Un nombre d'approches a été proposé pour définir la complexité des réseaux. Dans la théorie des graphes, elle est dérivée de la propriété des arbres. La complexité structurale peut être définie en fonction du nombre de paramètres requis pour définir le réseau. La complexité des liens a été quant à elle définie comme la variabilité du second plus court chemin entre nœuds. Toutes ces définitions ont en commun, en contraste avec la notion de complexité algorithmique en informatique, le fait que les systèmes ordonnés et aléatoires ont une complexité nulle.

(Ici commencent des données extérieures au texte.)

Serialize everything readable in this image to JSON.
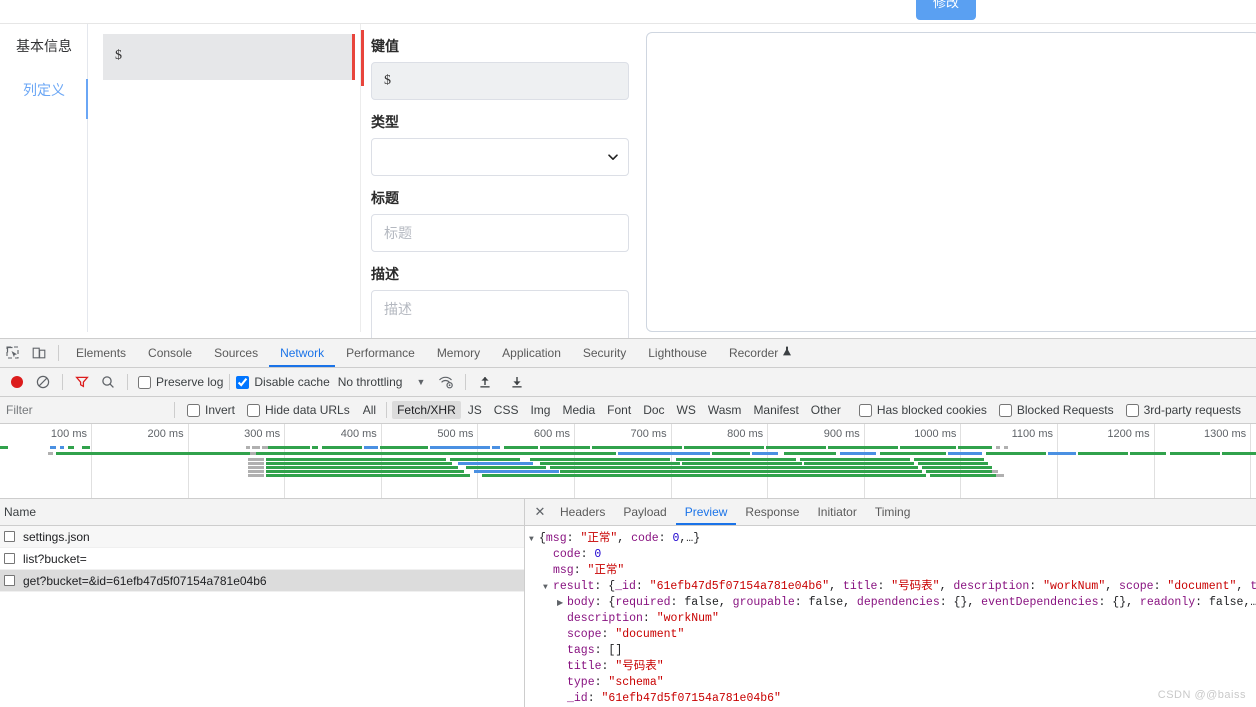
{
  "app": {
    "modify_button": "修改",
    "vtabs": [
      {
        "label": "基本信息",
        "active": false
      },
      {
        "label": "列定义",
        "active": true
      }
    ],
    "column_list": [
      {
        "label": "$",
        "selected": true
      }
    ],
    "form": {
      "key_label": "键值",
      "key_value": "$",
      "type_label": "类型",
      "type_value": "",
      "title_label": "标题",
      "title_placeholder": "标题",
      "title_value": "",
      "desc_label": "描述",
      "desc_placeholder": "描述",
      "desc_value": ""
    }
  },
  "devtools": {
    "panel_tabs": [
      {
        "label": "Elements",
        "active": false
      },
      {
        "label": "Console",
        "active": false
      },
      {
        "label": "Sources",
        "active": false
      },
      {
        "label": "Network",
        "active": true
      },
      {
        "label": "Performance",
        "active": false
      },
      {
        "label": "Memory",
        "active": false
      },
      {
        "label": "Application",
        "active": false
      },
      {
        "label": "Security",
        "active": false
      },
      {
        "label": "Lighthouse",
        "active": false
      },
      {
        "label": "Recorder",
        "active": false
      }
    ],
    "toolbar": {
      "preserve_log": "Preserve log",
      "preserve_log_checked": false,
      "disable_cache": "Disable cache",
      "disable_cache_checked": true,
      "throttling": "No throttling"
    },
    "filterbar": {
      "filter_placeholder": "Filter",
      "filter_value": "",
      "invert": "Invert",
      "hide_data_urls": "Hide data URLs",
      "types": [
        {
          "label": "All",
          "active": false
        },
        {
          "label": "Fetch/XHR",
          "active": true
        },
        {
          "label": "JS",
          "active": false
        },
        {
          "label": "CSS",
          "active": false
        },
        {
          "label": "Img",
          "active": false
        },
        {
          "label": "Media",
          "active": false
        },
        {
          "label": "Font",
          "active": false
        },
        {
          "label": "Doc",
          "active": false
        },
        {
          "label": "WS",
          "active": false
        },
        {
          "label": "Wasm",
          "active": false
        },
        {
          "label": "Manifest",
          "active": false
        },
        {
          "label": "Other",
          "active": false
        }
      ],
      "has_blocked_cookies": "Has blocked cookies",
      "blocked_requests": "Blocked Requests",
      "third_party_requests": "3rd-party requests"
    },
    "overview": {
      "ticks": [
        "100 ms",
        "200 ms",
        "300 ms",
        "400 ms",
        "500 ms",
        "600 ms",
        "700 ms",
        "800 ms",
        "900 ms",
        "1000 ms",
        "1100 ms",
        "1200 ms",
        "1300 ms"
      ]
    },
    "requests": {
      "name_header": "Name",
      "rows": [
        {
          "name": "settings.json",
          "selected": false
        },
        {
          "name": "list?bucket=",
          "selected": false
        },
        {
          "name": "get?bucket=&id=61efb47d5f07154a781e04b6",
          "selected": true
        }
      ]
    },
    "detail": {
      "tabs": [
        {
          "label": "Headers",
          "active": false
        },
        {
          "label": "Payload",
          "active": false
        },
        {
          "label": "Preview",
          "active": true
        },
        {
          "label": "Response",
          "active": false
        },
        {
          "label": "Initiator",
          "active": false
        },
        {
          "label": "Timing",
          "active": false
        }
      ],
      "preview_lines": [
        {
          "indent": 0,
          "tri": "▼",
          "text": "{msg: \"正常\", code: 0,…}"
        },
        {
          "indent": 1,
          "tri": "",
          "text": "code: 0"
        },
        {
          "indent": 1,
          "tri": "",
          "text": "msg: \"正常\""
        },
        {
          "indent": 1,
          "tri": "▼",
          "text": "result: {_id: \"61efb47d5f07154a781e04b6\", title: \"号码表\", description: \"workNum\", scope: \"document\", tags:"
        },
        {
          "indent": 2,
          "tri": "▶",
          "text": "body: {required: false, groupable: false, dependencies: {}, eventDependencies: {}, readonly: false,…}"
        },
        {
          "indent": 2,
          "tri": "",
          "text": "description: \"workNum\""
        },
        {
          "indent": 2,
          "tri": "",
          "text": "scope: \"document\""
        },
        {
          "indent": 2,
          "tri": "",
          "text": "tags: []"
        },
        {
          "indent": 2,
          "tri": "",
          "text": "title: \"号码表\""
        },
        {
          "indent": 2,
          "tri": "",
          "text": "type: \"schema\""
        },
        {
          "indent": 2,
          "tri": "",
          "text": "_id: \"61efb47d5f07154a781e04b6\""
        }
      ]
    }
  },
  "watermark": "CSDN @@baiss",
  "colors": {
    "accent_blue": "#1a73e8",
    "button_blue": "#5aa0f2",
    "accent_red": "#e8453c",
    "waterfall_green": "#31a24c",
    "waterfall_blue": "#4a90e2"
  }
}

Nous avons proposé une approche plutôt différente, issue de la considération suivante. En effet, une autre caractéristique commune aux réseaux aléatoires et ordonnés est que l'entropie par nœuds est indépendante du nombre de ceux-ci. Ceci peut être paraphrasé en disant que l'information locale est suffisante pour déterminer la large structure d'échelle des graphes. Nous voulons que la notion de complexité capture l'étendue où ce n'est pas le cas. Ainsi, cet aspect de la complexité des graphes est encodé dans la relation entre la distribution des nœuds liés par une connexion, deux connexions, etc. Les graphes aléatoires et ordonnés restent aléatoires et ordonnés par cette sorte de renormalisation. De manière similaire, les graphes exponentiels et scale free restent approximativement les mêmes par cette transformation. Cela confirme que la complexité de tels graphes peut être captée par n'importe quelle paire de nœuds. En d'autres termes, cette forme de complexité de réseaux peut être exprimée par un simple paramètre. Par exemple, nous pouvons nous concentrer sur les premiers et les derniers liens, à savoir le paramètre de voisinage C et la longueur caractéristique L. Par exemple, pour le réseau de small world de Watts et Strogatz, nous montrons que le paramètre C/L a en effet le caractère d'une mesure de la complexité, que nous appelons la complexité β.

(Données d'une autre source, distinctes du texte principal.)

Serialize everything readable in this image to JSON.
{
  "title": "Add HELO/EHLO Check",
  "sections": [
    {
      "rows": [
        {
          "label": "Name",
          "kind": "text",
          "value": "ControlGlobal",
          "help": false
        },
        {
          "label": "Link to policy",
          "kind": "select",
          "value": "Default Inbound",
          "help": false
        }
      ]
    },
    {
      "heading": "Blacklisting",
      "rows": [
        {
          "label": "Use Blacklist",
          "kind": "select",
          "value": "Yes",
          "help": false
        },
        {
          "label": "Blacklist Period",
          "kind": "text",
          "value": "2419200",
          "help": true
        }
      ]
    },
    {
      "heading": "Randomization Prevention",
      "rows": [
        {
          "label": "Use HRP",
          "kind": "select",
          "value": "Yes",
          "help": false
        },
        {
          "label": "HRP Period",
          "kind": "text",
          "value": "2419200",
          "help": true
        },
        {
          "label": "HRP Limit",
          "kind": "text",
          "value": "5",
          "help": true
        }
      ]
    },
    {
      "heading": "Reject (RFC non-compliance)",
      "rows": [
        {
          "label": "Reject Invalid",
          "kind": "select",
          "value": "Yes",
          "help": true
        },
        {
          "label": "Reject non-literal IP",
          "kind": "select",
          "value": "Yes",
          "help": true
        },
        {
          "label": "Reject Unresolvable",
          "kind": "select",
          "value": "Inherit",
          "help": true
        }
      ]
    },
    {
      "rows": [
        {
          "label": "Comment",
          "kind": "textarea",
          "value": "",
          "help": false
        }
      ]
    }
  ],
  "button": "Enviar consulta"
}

Pour les réseaux exponentiels, nous montrons que la complexité β varie selon β⁻³. Si nous interprétons β comme l'inverse d'une température, cela signifie que la complexité décroı̂t quand la température décroı̂t. Ceci est attendu, car, pour de faibles valeurs de β, la distribution des degrés des nœuds approche une constante inférieure à 1/β. De manière équivalente, le « coût » par nœud, tel qu'il est mesuré par la valeur de la contrainte, décroı̂t comme β⁻¹.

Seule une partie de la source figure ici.